I got a chuckle out of the reactions to my Facebook comments that I had pretty much planted my garden, what with Fishers being relatively in the Deep South as far as all of my gardening friends back in Cleveland are concerned. Yes, we get a good jump on it way down here.
Funny enough, I planted peas and lettuce back on March 7. They can withstand the frost and snow.
Anyhow, I planted more lettuce and peas, spinach, red bell peppers, tomatoes, basil, oregano, and parsley. I still have to add cucumbers and cilantro.
My criteria for planting is unchanged from the last few years: We like 'em; I can grow 'em cheaper than I can buy 'em; the taste is superior to what we can buy; I can grow 'em easily, without pesticides. Last year's tomatoes were the champs of the garden, as they met all four criteria. They were amazingly good, as were the carrots. I had never had carrots with so much flavor. We found out how much flavor carrots lose in transit.
The herbs are wonderful, as they also meet the criteria. I used so many herbs in soups this winter that I added the oregano and parsley.
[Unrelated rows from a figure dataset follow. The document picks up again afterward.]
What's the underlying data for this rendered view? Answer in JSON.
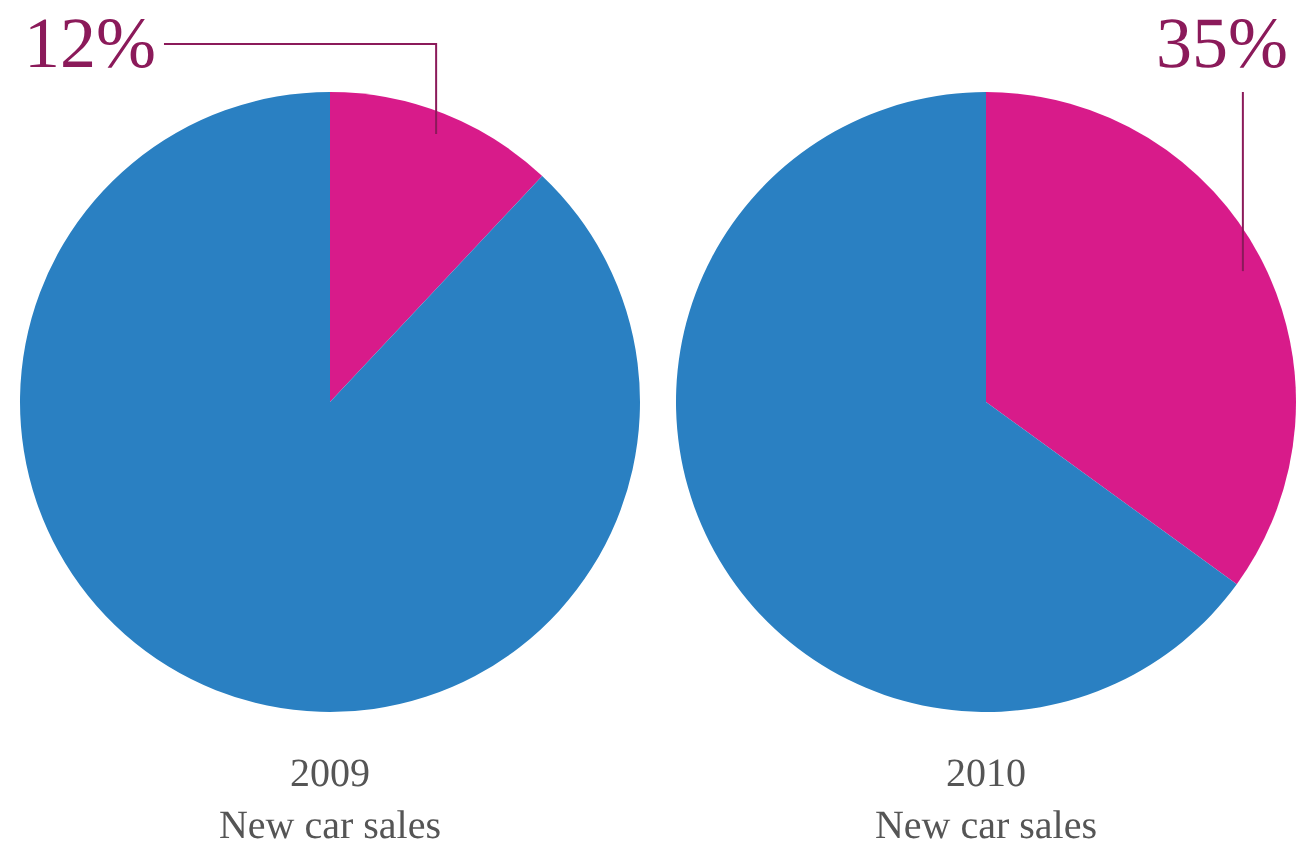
{
  "chart_data": [
    {
      "type": "pie",
      "title": "2009",
      "subtitle": "New car sales",
      "categories": [
        null,
        null
      ],
      "values": [
        12,
        88
      ],
      "colors": [
        "#d81b8a",
        "#2a80c2"
      ],
      "value_labels": [
        "12%",
        null
      ]
    },
    {
      "type": "pie",
      "title": "2010",
      "subtitle": "New car sales",
      "categories": [
        null,
        null
      ],
      "values": [
        35,
        65
      ],
      "colors": [
        "#d81b8a",
        "#2a80c2"
      ],
      "value_labels": [
        "35%",
        null
      ]
    }
  ]
}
We dropped broccoli and green beans, as the broccoli was absolutely eaten alive by the cabbage moth caterpillars. The beans were just kind of ordinary, and I can get that at the grocery store any time I please.
There's some variety within the things I plant:
Basil: Genovese and Lemon
Lettuce: Four Seasons, Black Seeded Simpson, Granada, Aragula, and Endive
Tomato: Brandywine... so far.
I have room for six more tomato plants, which I will plant in stages so as to stagger their output. I still haven't settled on which varieties to go with, although I'm thinking about these heirloom varieties: Black Krim, Martino's Romas, Purple Calabash, and Livingston's Golden Queens. Anybody ever grow any of these?